Dawkins compares the coining of bright to the "triumph of consciousness-raising" from the term gay:
Gay is succinct, uplifting, positive: an "up" word, where homosexual is a down word, and queer, faggot and pooftah are insults. Those of us who subscribe to no religion; those of us whose view of the universe is natural rather than supernatural; those of us who rejoice in the real and scorn the false comfort of the unreal, we need a word of our own, a word like "gay"[,] [...] a noun hijacked from an adjective, with its original meaning changed but not too much. Like gay, it should be catchy: a potentially prolific meme. Like gay, it should be positive, warm, cheerful, bright.

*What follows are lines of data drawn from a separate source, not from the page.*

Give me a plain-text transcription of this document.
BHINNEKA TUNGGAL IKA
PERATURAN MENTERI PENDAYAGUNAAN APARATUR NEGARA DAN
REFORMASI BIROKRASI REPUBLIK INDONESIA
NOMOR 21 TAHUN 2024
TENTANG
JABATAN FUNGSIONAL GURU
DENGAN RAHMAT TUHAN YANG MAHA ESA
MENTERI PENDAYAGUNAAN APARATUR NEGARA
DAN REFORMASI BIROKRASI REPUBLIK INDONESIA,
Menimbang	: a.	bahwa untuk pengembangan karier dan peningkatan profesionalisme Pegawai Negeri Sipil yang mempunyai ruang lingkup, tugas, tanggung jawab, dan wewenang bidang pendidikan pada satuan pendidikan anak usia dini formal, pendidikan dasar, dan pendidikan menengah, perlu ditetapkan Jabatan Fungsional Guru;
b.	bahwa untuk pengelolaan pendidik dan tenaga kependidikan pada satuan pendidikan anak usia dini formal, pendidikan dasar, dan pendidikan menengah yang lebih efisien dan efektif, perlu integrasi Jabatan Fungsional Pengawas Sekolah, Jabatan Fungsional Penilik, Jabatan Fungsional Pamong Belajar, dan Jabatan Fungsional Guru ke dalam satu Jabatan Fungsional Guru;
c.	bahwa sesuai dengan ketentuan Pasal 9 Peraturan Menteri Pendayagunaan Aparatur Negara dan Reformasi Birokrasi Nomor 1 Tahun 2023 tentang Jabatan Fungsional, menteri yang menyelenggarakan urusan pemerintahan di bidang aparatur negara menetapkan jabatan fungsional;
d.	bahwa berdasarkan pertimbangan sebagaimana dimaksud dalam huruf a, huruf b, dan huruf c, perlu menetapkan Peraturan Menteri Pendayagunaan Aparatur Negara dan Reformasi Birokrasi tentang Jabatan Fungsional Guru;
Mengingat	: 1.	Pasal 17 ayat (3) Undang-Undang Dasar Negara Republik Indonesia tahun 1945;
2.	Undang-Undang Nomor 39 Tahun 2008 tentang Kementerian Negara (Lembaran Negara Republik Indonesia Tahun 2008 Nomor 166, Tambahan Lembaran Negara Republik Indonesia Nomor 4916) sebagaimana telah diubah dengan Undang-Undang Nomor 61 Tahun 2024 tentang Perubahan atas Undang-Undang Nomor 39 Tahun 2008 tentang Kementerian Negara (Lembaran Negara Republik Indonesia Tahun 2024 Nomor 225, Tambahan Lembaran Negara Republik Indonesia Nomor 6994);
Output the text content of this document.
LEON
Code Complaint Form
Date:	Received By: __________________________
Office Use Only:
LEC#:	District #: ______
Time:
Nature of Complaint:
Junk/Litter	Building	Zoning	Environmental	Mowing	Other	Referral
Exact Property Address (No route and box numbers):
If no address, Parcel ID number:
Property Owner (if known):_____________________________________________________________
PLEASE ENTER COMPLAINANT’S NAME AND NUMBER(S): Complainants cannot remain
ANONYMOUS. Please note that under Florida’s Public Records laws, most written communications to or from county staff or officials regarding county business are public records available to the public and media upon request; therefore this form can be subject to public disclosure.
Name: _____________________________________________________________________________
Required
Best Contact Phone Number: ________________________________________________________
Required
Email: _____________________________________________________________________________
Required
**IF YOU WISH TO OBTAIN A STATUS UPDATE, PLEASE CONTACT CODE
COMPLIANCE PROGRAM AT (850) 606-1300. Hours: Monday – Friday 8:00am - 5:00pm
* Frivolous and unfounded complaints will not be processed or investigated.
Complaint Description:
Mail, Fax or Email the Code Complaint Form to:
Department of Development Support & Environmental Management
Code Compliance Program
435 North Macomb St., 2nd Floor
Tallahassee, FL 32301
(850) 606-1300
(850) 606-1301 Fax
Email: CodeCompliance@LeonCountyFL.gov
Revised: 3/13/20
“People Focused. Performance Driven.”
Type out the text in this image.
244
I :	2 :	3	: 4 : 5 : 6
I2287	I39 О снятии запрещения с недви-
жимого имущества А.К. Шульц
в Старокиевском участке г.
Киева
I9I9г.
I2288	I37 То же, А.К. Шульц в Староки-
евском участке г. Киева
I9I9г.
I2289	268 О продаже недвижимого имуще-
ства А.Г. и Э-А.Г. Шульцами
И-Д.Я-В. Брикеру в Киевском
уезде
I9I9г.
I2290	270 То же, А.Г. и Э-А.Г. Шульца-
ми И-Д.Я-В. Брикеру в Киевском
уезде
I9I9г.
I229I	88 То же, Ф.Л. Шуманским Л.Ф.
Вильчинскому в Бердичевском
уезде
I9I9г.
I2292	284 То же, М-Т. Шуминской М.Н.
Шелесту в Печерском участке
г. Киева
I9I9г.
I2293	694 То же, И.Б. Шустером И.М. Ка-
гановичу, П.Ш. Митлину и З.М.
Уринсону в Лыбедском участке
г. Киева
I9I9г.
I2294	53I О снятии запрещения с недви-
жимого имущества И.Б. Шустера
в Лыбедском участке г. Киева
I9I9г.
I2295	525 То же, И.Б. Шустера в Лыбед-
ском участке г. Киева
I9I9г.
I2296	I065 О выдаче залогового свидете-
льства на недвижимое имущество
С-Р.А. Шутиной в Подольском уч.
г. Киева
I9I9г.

Despite the explicit difference between the noun and adjective, there have been comments on the comparison. In his Wired article, Dawkins stated: "Whether there is a statistical tendency for brights (noun) to be bright (adjective) is a matter for research".

Notable people who have self-identified as brights at one time or another include: biologists Richard Dawkins and Richard J. Roberts; cognitive scientist Steven Pinker; philosophers Daniel Dennett and Massimo Pigliucci; stage magicians and debunkers James Randi and Penn & Teller; Amy Alkon; Sheldon Glashow; Babu Gogineni; Edwin Kagin; Mel Lipman; Piergiorgio Odifreddi; and Air America Radio talk show host Lionel.

=== Contrasted with supers ===
Daniel Dennett suggests in his book Breaking the Spell: Religion as a Natural Phenomenon that if non-naturalists are concerned with connotations of the word "Bright", then they should invent an equally positive sounding word for themselves, like "Supers" (i.e., one whose world view contains supernaturalism). He also suggested this during his presentation at the Atheist Alliance International convention in 2007. Geisert and Futrell maintain that the neologism has always had a kinship with the Enlightenment, an era which celebrated the possibilities of science and a certain amount of free inquiry. They have endorsed the use of super as the antonym to bright.

== Symbol ==
The Brights' avatar represents a celestial body viewed from space. As there is no up or down or right or left in outer space, the arrangement of planet and darkness and starlight is changeable. Although the symbol is open to the viewer's interpretation, it is generally meant to invoke transition and a sense of gradual illumination. The intentional ambiguity of the avatar is meant to symbolically reflect an important question: Is the future of humankind becoming luminous or more dim? The Brights aspire "to take the promising route, whereby the imagery brings to mind a gradually increasing illumination for this earth of ours, an escalation of enlightenment". This optimistic interpretation of the Brights' symbol is summarized by the motto "Embrightenment Now!".

== Name controversy ==
The movement has been criticised by some (both religious and non-religious) who have objected to the adoption of the title "bright" because they believe it suggests that the individuals with a naturalistic worldview are more intelligent ("brighter") than non-naturalists, such as philosophical skeptics or idealists, believers in the paranormal, philosophical theists, or the religious. For example, the Committee for Skeptical Inquiry published an article by Chris Mooney titled "Not Too 'Bright in which he stated that although he agreed with the movement, Richard Dawkins's and Daniel Dennett's "campaign to rename religious unbelievers 'brights' could use some rethinking" because of the possibility that the term would be misinterpreted. The journalist and noted atheist Christopher Hitchens likewise found it a "cringe-making proposal that atheists should conceitedly nominate themselves to be called 'brights.

In response to this, Daniel Dennett has stated:

There was also a negative response, largely objecting to the term that had been chosen [not by me]: bright, which seemed to imply that others were dim or stupid. But the term, modeled on the highly successful hijacking of the ordinary word "gay" by homosexuals, does not have to have that implication. Those who are not gays are not necessarily glum; they're straight. Those who are not brights are not necessarily dim.